News Feature | May 13, 2020

In Sign Of Trend, Supreme Court To Hear Interstate Source Water Dispute

Peter Chawaga - editor

By Peter Chawaga

Bureau of Reclamation

The U.S. Supreme Court is set to hear an interstate case over floodwaters that overwhelmed source water running through New Mexico and Texas, potentially the first of many such cases between states stemming from water issues caused by climate change.

At issue in this forthcoming argument, “Texas v. New Mexico,” is the right to store local floodwater, an increasingly contentious point as states throughout the country struggle with increasing summer temperatures and pervasive drought.

“Nearly a year after heavy rainfall from Tropical Storm Odile in 2014, the Bureau of Reclamation told Texas that it could no longer store floodwaters in a [local dam] and released the waters downstream. The Lone Star State emptied 40,000 acre-feet of water from its Red Bluff Reservoir to accommodate the flow,” E&E News explained. “At New Mexico’s request, the special master who oversees a historic water-sharing compact between the states determined that those extra waters — which Texas was unable to use — counted toward the state’s allotment. Texas asked the Supreme Court to get involved.”

Though the Supreme Court’s review of the case has been delayed due to the coronavirus outbreak, if and when it is addressed, it is likely to start a trend of similar cases reaching it. 
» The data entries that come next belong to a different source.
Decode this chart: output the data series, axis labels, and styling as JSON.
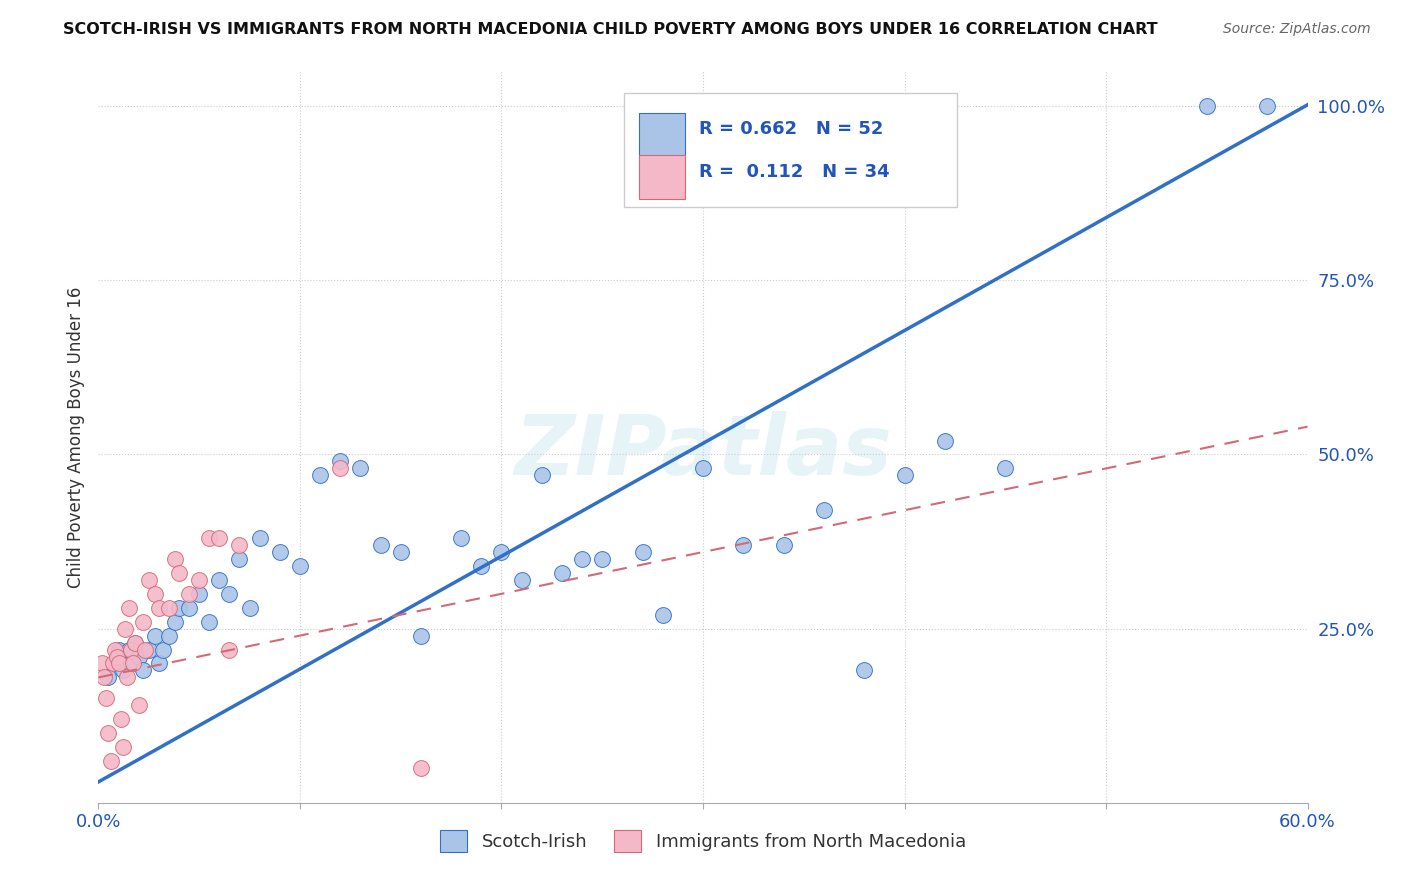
{
  "title": "SCOTCH-IRISH VS IMMIGRANTS FROM NORTH MACEDONIA CHILD POVERTY AMONG BOYS UNDER 16 CORRELATION CHART",
  "source": "Source: ZipAtlas.com",
  "ylabel": "Child Poverty Among Boys Under 16",
  "watermark": "ZIPatlas",
  "xlim": [
    0.0,
    0.6
  ],
  "ylim": [
    0.0,
    1.05
  ],
  "xticks": [
    0.0,
    0.1,
    0.2,
    0.3,
    0.4,
    0.5,
    0.6
  ],
  "xticklabels": [
    "0.0%",
    "",
    "",
    "",
    "",
    "",
    "60.0%"
  ],
  "ytick_positions": [
    0.0,
    0.25,
    0.5,
    0.75,
    1.0
  ],
  "ytick_labels": [
    "",
    "25.0%",
    "50.0%",
    "75.0%",
    "100.0%"
  ],
  "legend_scotch_irish_R": "0.662",
  "legend_scotch_irish_N": "52",
  "legend_macedonia_R": "0.112",
  "legend_macedonia_N": "34",
  "scotch_irish_color": "#aac4e8",
  "macedonia_color": "#f4b8c8",
  "regression_blue_color": "#3070c8",
  "regression_pink_color": "#d46878",
  "background_color": "#ffffff",
  "grid_color": "#cccccc",
  "regression_si_slope": 1.62,
  "regression_si_intercept": 0.03,
  "regression_mac_slope": 0.6,
  "regression_mac_intercept": 0.18,
  "scotch_irish_x": [
    0.005,
    0.008,
    0.01,
    0.012,
    0.015,
    0.016,
    0.018,
    0.02,
    0.022,
    0.025,
    0.028,
    0.03,
    0.032,
    0.035,
    0.038,
    0.04,
    0.045,
    0.05,
    0.055,
    0.06,
    0.065,
    0.07,
    0.075,
    0.08,
    0.09,
    0.1,
    0.11,
    0.12,
    0.13,
    0.14,
    0.15,
    0.16,
    0.18,
    0.19,
    0.2,
    0.21,
    0.22,
    0.23,
    0.24,
    0.25,
    0.27,
    0.28,
    0.3,
    0.32,
    0.34,
    0.36,
    0.38,
    0.4,
    0.42,
    0.45,
    0.55,
    0.58
  ],
  "scotch_irish_y": [
    0.18,
    0.2,
    0.22,
    0.19,
    0.22,
    0.2,
    0.23,
    0.21,
    0.19,
    0.22,
    0.24,
    0.2,
    0.22,
    0.24,
    0.26,
    0.28,
    0.28,
    0.3,
    0.26,
    0.32,
    0.3,
    0.35,
    0.28,
    0.38,
    0.36,
    0.34,
    0.47,
    0.49,
    0.48,
    0.37,
    0.36,
    0.24,
    0.38,
    0.34,
    0.36,
    0.32,
    0.47,
    0.33,
    0.35,
    0.35,
    0.36,
    0.27,
    0.48,
    0.37,
    0.37,
    0.42,
    0.19,
    0.47,
    0.52,
    0.48,
    1.0,
    1.0
  ],
  "macedonia_x": [
    0.002,
    0.003,
    0.004,
    0.005,
    0.006,
    0.007,
    0.008,
    0.009,
    0.01,
    0.011,
    0.012,
    0.013,
    0.014,
    0.015,
    0.016,
    0.017,
    0.018,
    0.02,
    0.022,
    0.023,
    0.025,
    0.028,
    0.03,
    0.035,
    0.038,
    0.04,
    0.045,
    0.05,
    0.055,
    0.06,
    0.065,
    0.07,
    0.12,
    0.16
  ],
  "macedonia_y": [
    0.2,
    0.18,
    0.15,
    0.1,
    0.06,
    0.2,
    0.22,
    0.21,
    0.2,
    0.12,
    0.08,
    0.25,
    0.18,
    0.28,
    0.22,
    0.2,
    0.23,
    0.14,
    0.26,
    0.22,
    0.32,
    0.3,
    0.28,
    0.28,
    0.35,
    0.33,
    0.3,
    0.32,
    0.38,
    0.38,
    0.22,
    0.37,
    0.48,
    0.05
  ]
}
“Several other battles between states over water from rivers and aquifers could also soon make it to the nation’s highest bench, said Beveridge & Diamond PC principal John Cruden,” E&E News reported. “‘Because of [climate change], we’re going to see more of these,’ he said. ‘And they’re all going to be hard.’”

For instance, Texas is also currently in a separate legal dispute with New Mexico as well as Colorado over allotments of water downstream of a Rio Grande reservoir, Florida and Georgia are arguing over a shared river basin, and Mississippi and Tennessee are in a battle over groundwater stored along their shared border. Any or all of these cases could reach the Supreme Court in the foreseeable future.

All told, the presence of “Texas v. New Mexico” on the Supreme Court docket and this potential for additional cases indicate an increased focus on source water issues across the country. As stress on these supplies grows, the subsequent rulings are sure to have significant ramifications.